To establish new metal groundwater standard, 5 metals such as aluminum, chromium, iron, manganese, and selenium were evaluated by Chemical Ranking Of groundWater pollutaNts (CROWN) including possibility of exposure, toxicity, interest factor, connection standard for other media, and data reliability. 430 groundwater samples in 2013 and 2014 were collected semiannually from 110 groundwater wells and they were analyzed for selenium, manganese, iron, chromium, and aluminum. For this study, 430 groundwater samples were categorized into 3 geological distribution features, such as igneous, metamorphic, and sedimentary rock region and geological background levels were divided by pre-selection methods. For the results, the average concentrations of aluminum, chromium, iron, manganese, and selenium in 430 groundwater samples were $0.0008mg\;L^{-1}$, $0.0001mg\;L^{-1}$, $0.174mg\;L^{-1}$, $0.083mg\;L^{-1}$, and $0.0004mg\;L^{-1}$, respectively. In addition, among various geologies, average concentration of selenium was the highest in igneous rock region, average concentrations of chromium, manganese and aluminum were the greatest in sedimentary rock region, and average concentration of iron was the most high in metamorphic rock region.
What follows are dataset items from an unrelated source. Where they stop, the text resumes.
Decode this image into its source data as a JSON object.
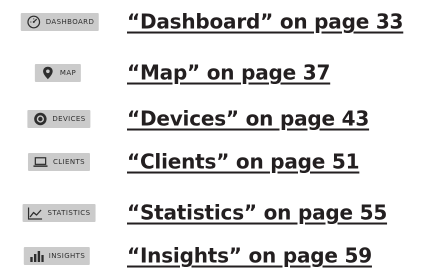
{
  "items": [
    {
      "tag_label": "DASHBOARD",
      "icon": "dashboard-gauge-icon",
      "link_text": "“Dashboard” on page 33"
    },
    {
      "tag_label": "MAP",
      "icon": "map-pin-icon",
      "link_text": "“Map” on page 37"
    },
    {
      "tag_label": "DEVICES",
      "icon": "devices-circle-icon",
      "link_text": "“Devices” on page 43"
    },
    {
      "tag_label": "CLIENTS",
      "icon": "clients-laptop-icon",
      "link_text": "“Clients” on page 51"
    },
    {
      "tag_label": "STATISTICS",
      "icon": "statistics-line-chart-icon",
      "link_text": "“Statistics” on page 55"
    },
    {
      "tag_label": "INSIGHTS",
      "icon": "insights-bar-chart-icon",
      "link_text": "“Insights” on page 59"
    }
  ],
  "colors": {
    "tag_background": "#cbcbcb",
    "tag_text": "#2e2e2e",
    "link_text": "#231f20"
  }
}
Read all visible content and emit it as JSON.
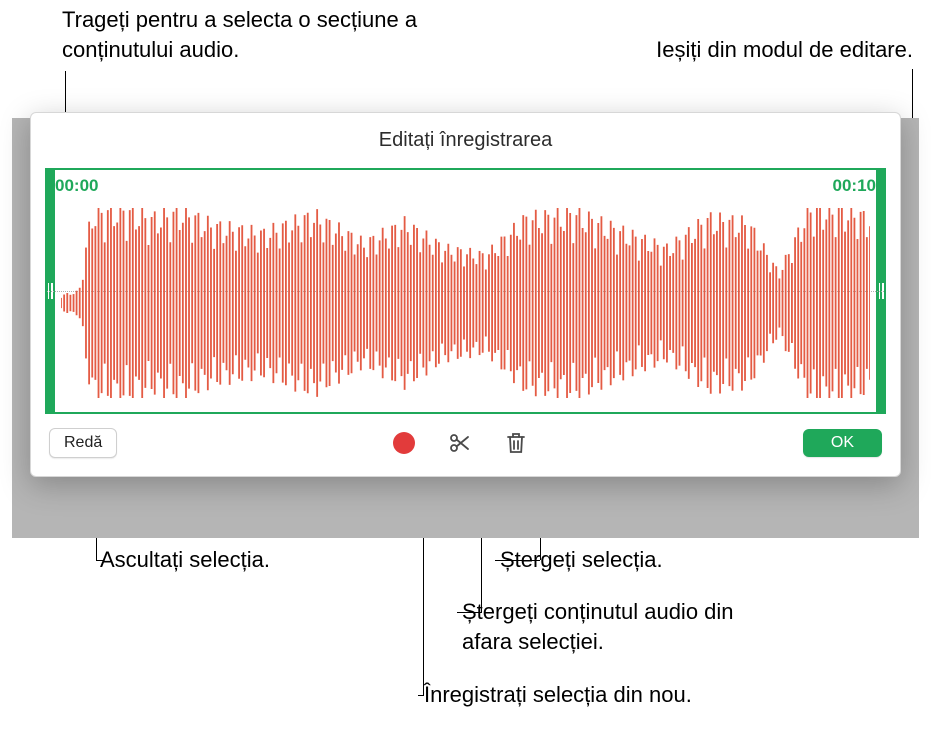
{
  "callouts": {
    "drag_select": "Trageți pentru a selecta o secțiune a conținutului audio.",
    "exit_edit": "Ieșiți din modul de editare.",
    "listen": "Ascultați selecția.",
    "delete_sel": "Ștergeți selecția.",
    "delete_outside": "Ștergeți conținutul audio din afara selecției.",
    "rerecord": "Înregistrați selecția din nou."
  },
  "panel": {
    "title": "Editați înregistrarea",
    "time_start": "00:00",
    "time_end": "00:10",
    "play_label": "Redă",
    "ok_label": "OK"
  },
  "icons": {
    "record": "record",
    "trim": "scissors",
    "delete": "trash"
  }
}
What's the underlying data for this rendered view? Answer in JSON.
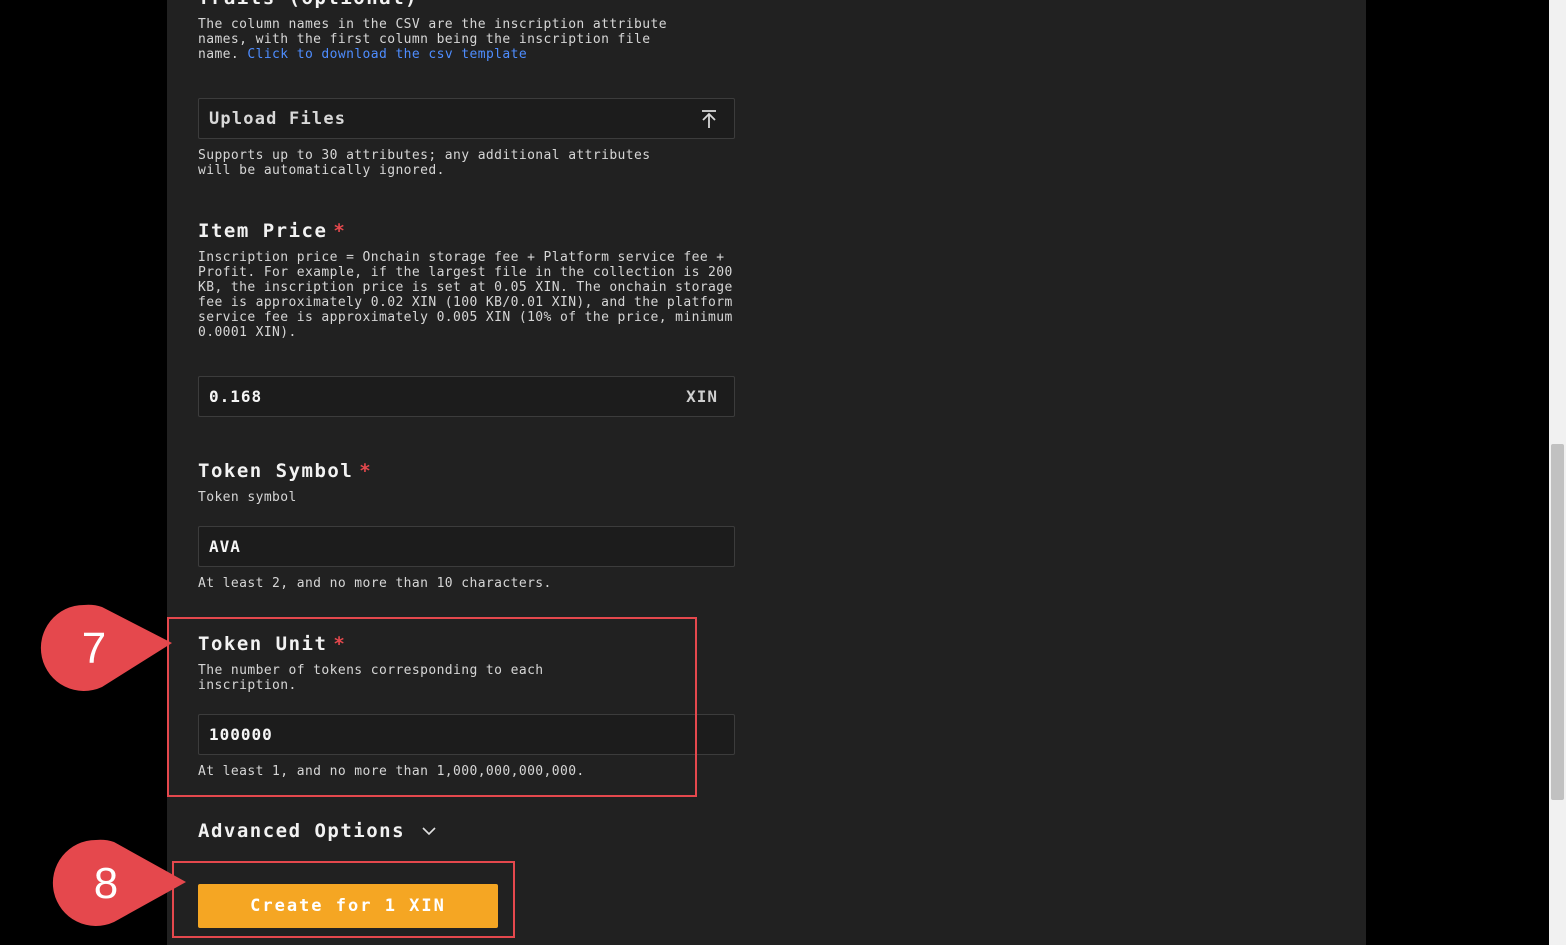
{
  "traits": {
    "title_partial": "Traits (optional)",
    "desc_text": "The column names in the CSV are the inscription attribute names, with the first column being the inscription file name.",
    "link_text": "Click to download the csv template",
    "upload_label": "Upload Files",
    "upload_icon": "upload-icon",
    "hint": "Supports up to 30 attributes; any additional attributes will be automatically ignored."
  },
  "item_price": {
    "title": "Item Price",
    "required": "*",
    "desc": "Inscription price = Onchain storage fee + Platform service fee + Profit. For example, if the largest file in the collection is 200 KB, the inscription price is set at 0.05 XIN. The onchain storage fee is approximately 0.02 XIN (100 KB/0.01 XIN), and the platform service fee is approximately 0.005 XIN (10% of the price, minimum 0.0001 XIN).",
    "value": "0.168",
    "unit": "XIN"
  },
  "token_symbol": {
    "title": "Token Symbol",
    "required": "*",
    "desc": "Token symbol",
    "value": "AVA",
    "hint": "At least 2, and no more than 10 characters."
  },
  "token_unit": {
    "title": "Token Unit",
    "required": "*",
    "desc": "The number of tokens corresponding to each inscription.",
    "value": "100000",
    "hint": "At least 1, and no more than 1,000,000,000,000."
  },
  "advanced": {
    "label": "Advanced Options",
    "icon": "chevron-down-icon"
  },
  "create_button": {
    "label": "Create for 1 XIN"
  },
  "annotations": {
    "step7": "7",
    "step8": "8",
    "color": "#e5484d"
  }
}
As a result of the geological background concentration with pre-selection method, background concentrations of selenium and aluminum in groundwater samples were the highest from sedimentary rock as $0.0010mg\;L^{-1}$ and $0.0029mg\;L^{-1}$ and background concentrations of manganese and iron in groundwater samples were the greatest from metamorphic rock as $0.460mg\;L^{-1}$ and $1.574mg\;L^{-1}$, and no chromium background concentration in groundwater samples was found from all geology.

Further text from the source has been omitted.